Behind the Scenes: How We Optimize Our AI Models

When we at Berget AI build our infrastructure to run large language models (LLMs), we face an interesting challenge: How do we fit as many powerful models as possible on our hardware, while ensuring fast response times and high availability? In this article, we share our experiences and techniques for optimizing memory usage for our AI models.

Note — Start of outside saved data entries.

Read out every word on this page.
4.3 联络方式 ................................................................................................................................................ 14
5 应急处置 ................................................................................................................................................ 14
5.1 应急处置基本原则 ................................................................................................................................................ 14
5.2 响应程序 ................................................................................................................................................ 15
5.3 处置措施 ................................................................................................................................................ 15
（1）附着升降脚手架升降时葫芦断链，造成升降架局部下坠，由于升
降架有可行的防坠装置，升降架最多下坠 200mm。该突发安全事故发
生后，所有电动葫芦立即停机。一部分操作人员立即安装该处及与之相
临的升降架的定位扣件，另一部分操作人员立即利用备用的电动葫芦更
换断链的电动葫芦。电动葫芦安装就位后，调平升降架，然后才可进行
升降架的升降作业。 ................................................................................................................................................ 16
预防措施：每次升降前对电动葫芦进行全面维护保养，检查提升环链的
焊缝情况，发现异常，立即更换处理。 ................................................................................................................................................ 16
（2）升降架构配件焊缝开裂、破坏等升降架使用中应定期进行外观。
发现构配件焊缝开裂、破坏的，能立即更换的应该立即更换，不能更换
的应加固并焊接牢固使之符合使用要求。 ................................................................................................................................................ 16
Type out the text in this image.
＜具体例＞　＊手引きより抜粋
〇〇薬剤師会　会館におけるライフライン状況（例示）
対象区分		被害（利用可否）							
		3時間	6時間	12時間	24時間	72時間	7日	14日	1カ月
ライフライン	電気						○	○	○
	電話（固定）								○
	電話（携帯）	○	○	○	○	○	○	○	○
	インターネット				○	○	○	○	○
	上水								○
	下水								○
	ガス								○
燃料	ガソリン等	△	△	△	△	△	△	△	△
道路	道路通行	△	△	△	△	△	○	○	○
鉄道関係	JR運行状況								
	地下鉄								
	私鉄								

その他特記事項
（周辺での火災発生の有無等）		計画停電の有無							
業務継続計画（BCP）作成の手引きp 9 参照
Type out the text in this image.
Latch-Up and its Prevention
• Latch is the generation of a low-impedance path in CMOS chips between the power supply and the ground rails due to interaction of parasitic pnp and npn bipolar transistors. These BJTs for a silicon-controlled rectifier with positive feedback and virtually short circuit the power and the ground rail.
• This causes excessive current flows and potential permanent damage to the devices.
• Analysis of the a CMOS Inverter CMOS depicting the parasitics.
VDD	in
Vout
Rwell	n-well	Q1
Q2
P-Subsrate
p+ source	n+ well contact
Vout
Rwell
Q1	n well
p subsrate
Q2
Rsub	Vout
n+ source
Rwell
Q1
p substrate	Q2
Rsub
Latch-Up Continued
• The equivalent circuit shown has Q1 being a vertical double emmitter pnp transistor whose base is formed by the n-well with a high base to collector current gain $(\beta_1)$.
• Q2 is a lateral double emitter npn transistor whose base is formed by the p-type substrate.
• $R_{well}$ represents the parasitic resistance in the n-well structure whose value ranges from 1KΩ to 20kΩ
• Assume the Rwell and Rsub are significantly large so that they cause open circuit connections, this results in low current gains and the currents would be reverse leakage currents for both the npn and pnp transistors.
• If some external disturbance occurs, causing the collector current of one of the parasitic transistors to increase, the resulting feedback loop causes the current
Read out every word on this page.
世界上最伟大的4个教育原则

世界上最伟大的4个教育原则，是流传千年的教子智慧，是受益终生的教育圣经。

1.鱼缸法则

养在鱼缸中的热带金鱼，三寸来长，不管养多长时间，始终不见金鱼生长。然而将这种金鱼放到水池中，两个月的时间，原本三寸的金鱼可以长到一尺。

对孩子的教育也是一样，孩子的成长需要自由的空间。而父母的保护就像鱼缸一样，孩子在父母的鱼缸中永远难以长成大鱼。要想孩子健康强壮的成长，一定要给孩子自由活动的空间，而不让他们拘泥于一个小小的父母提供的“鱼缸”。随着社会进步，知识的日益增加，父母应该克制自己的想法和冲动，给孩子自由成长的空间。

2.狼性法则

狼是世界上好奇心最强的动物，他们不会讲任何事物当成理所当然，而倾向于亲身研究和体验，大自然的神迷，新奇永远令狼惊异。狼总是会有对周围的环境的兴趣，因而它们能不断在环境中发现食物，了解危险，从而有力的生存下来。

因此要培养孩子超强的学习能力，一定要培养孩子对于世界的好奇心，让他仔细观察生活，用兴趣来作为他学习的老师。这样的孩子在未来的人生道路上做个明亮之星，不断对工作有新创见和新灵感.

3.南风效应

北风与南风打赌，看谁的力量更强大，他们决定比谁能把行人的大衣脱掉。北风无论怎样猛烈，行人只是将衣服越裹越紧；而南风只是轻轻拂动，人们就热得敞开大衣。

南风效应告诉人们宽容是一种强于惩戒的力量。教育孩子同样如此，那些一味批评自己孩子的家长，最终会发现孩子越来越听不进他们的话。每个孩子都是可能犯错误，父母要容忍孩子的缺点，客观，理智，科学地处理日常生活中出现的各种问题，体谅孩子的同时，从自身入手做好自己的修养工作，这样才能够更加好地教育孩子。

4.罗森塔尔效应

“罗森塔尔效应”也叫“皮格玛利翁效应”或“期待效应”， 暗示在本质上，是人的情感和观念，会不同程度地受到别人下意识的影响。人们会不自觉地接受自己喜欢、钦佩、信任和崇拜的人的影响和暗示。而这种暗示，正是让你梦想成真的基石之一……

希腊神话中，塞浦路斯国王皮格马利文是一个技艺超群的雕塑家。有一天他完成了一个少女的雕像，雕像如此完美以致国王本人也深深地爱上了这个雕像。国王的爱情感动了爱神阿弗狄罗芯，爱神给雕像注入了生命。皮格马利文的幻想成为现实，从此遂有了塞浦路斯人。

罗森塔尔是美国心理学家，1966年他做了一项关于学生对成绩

Our current GPU configuration with model placement and memory usage

Our Hardware Infrastructure: AMD MI300x

The core of our infrastructure is AMD's latest accelerator for AI workloads, the MI300x. These powerful GPUs have several advantages compared to traditional alternatives:

Enormous memory: Each MI300x has 192 GB of HBM3 memory, which is crucial for running large models
High bandwidth: Up to 5.3 TB/s memory bandwidth enables fast data access
Energy efficiency: Better performance per watt compared to many competing solutions
ROCm platform: Open source that gives us flexibility to adapt and optimize

This hardware gives us the ability to run multiple large models in parallel, but it requires careful optimization to utilize resources efficiently. We currently have eight MI300x accelerators in our production environment, giving us a total of 1.5 TB of GPU memory to work with.

The Challenge: Balancing Multiple Models on Limited Hardware

Despite the impressive memory on our MI300x accelerators, 192 GB is not always enough to run the largest models with full precision and maximum context length. Additionally, we want to run multiple models in parallel to offer our customers a diversity of specialized tools.

Here are some of the challenges we face:

Varying model sizes: From 8 billion parameters (Llama-3.1-8B) to 70 billion (Llama-3.3-70B)
Different use cases: Some models need to handle long contexts, others prioritize fast inference
Varying load: Some models are used intensively, others more sporadically
Specialized needs: Embedding models, rerankers, and multimodal models have different requirements

Key Factors for Memory Optimization

Through extensive testing, we have identified several key factors that affect memory usage and performance for our models:

1. GPU Memory Utilization

One of the most important parameters we adjust is --gpu-memory-utilization, which controls how much of the GPU memory vLLM (our inference engine) is allowed to use. This is not an exact science, but rather a balancing act:

Too low value: Wastes available memory, limits model performance
Too high value: Risks "out of memory" errors when load increases

We have developed a strategy where we adapt this value based on the model's size:

Small models (under 10B parameters): 0.5 (50%)
Medium-sized models (10-30B parameters): 0.6-0.7 (60-70%)
Large models (over 30B parameters): 0.8-0.9 (80-90%)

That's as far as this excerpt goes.